SOURCE: OneThird/Fast Company

SOURCE: Adele Peters, Fast Company

When a shipment of strawberries arrives at a distribution center in the Netherlands, workers place some sample berries on a small machine that shines a beam of infrared light through the fruit, measuring the water and sugar inside. Then the tech uses AI to predict exactly how long the fruit is likely to last.

The startup that makes the device, called OneThird—named after the fact that around one-third of the world’s food is wasted every year—spun out of a U.K.-based company that uses similar technology in healthcare, and wanted to find new applications for it. “I dove in and looked at the challenges in the food-supply chain, which is kind of broken,” says Marco Snikkers, founder and CEO of OneThird. “We said, well, if we’re going to use this technology for something, how can we use this to prevent food waste? We started to talk to people in the industry and found out that 40% of food waste is fresh produce. One of the biggest causes of waste is that nobody knows shelf life.”

Right now, he says, quality inspections at most farms and distribution centers are manual: Someone looks at the fruit and vegetables and makes some notes by hand or types them in an Excel sheet. After produce passes a basic inspection, it’s sent to customers without considering how long the delivery will take and what that means for the life of the fruit.

OneThird’s tech is designed to gather better data and share it through the supply chain. When the light shines into the fruit, “the data we’re getting from the sensors is basically a fingerprint of the molecules inside the produce,” says Snikkers. The molecular structure changes over time as the fruit ages, so the company’s algorithm can estimate when it will no longer be edible. An app, designed by Hitachi Digital Services, makes the data easy to access throughout the supply chain.

At a distribution center, quality inspectors can use the tech to approve shipments more quickly. Then the data can be used to decide which produce will last long enough to travel hundreds of miles, or which should be used more quickly. A shipment of tomatoes with a short remaining shelf life, for example, might be better suited for a company making tomato sauce than for a supermarket.

At a grocery store, the data can be used to put more accurate expiration dates on packages. The store also can better plan when to add a discount to make sure a product sells before it goes bad—or donate it to a food bank while it’s still usable. The company also built an in-store machine that consumers can use to scan an avocado, for example, to check for ripeness; no need to be squeezing the fruit and risk bruising it.

The tech currently works with strawberries, blueberries, tomatoes, and avocados, and the company is gathering data so that its AI will soon also be able to work with grapes, bananas, mangoes, and raspberries. Each type of fruit changes in different ways as it ages, so each needs a new dataset. While the company is starting with more expensive fruits that are especially likely to have short shelf lives, the tech could be used with any type of fruit or vegetable, Snikkers says.

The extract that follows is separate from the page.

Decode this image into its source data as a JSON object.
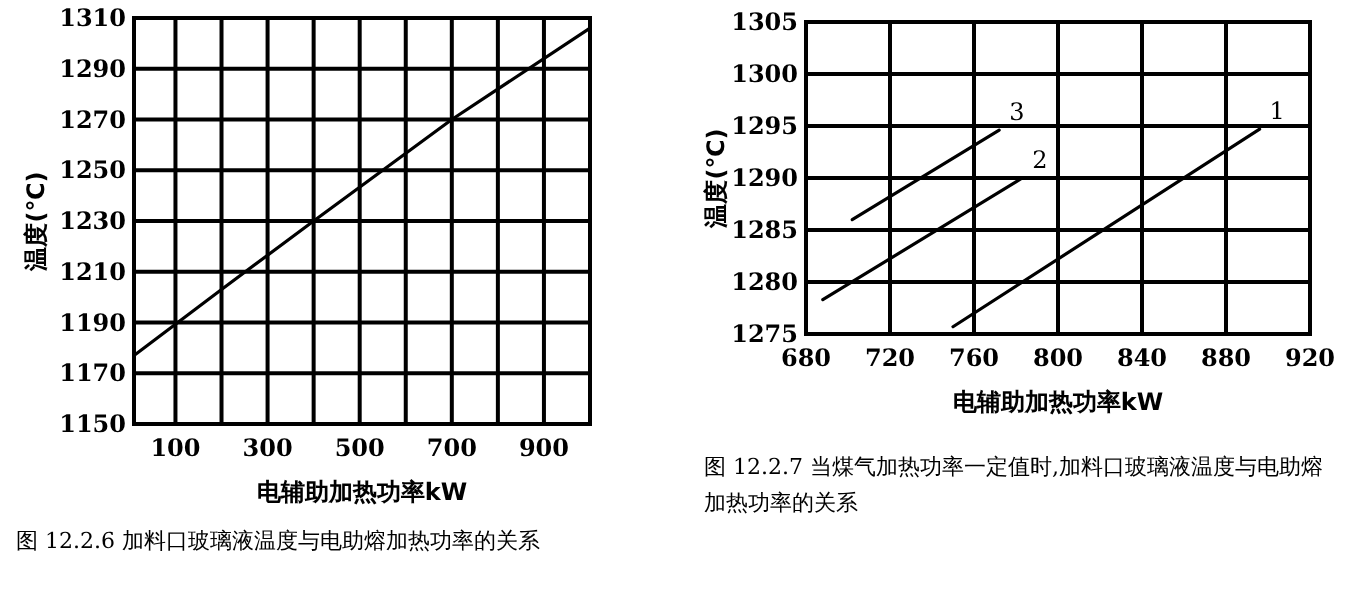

It’s one of a multitude of ways to help cut produce waste. Apeel, another startup that has similar sensing technology for fruit (and a similar grocery store scanner for avocados), also makes an invisible, edible coating that protects fruit so it lasts longer. Changes in packaging also help—like the addition of a sticker, designed by an aerospace engineer, that sucks up moisture so food doesn’t decay as quickly. Hazel, another innovative AgTech startup, makes small sachets that inhibit ethylene, a molecule that makes fruit age faster.

The problem the companies are trying to solve is massive: It’s not just about keeping fruit and vegetables out of landfills, but also about avoiding all the water, land, fertilizer, and other resources needed to grow them and move them through the supply chain. At the same time that the demand for food is growing, climate change is making it harder to grow crops—as farmers deal with weather whiplash between droughts and floods and extreme heat. So it’s even more important to find ways to actually eat that food.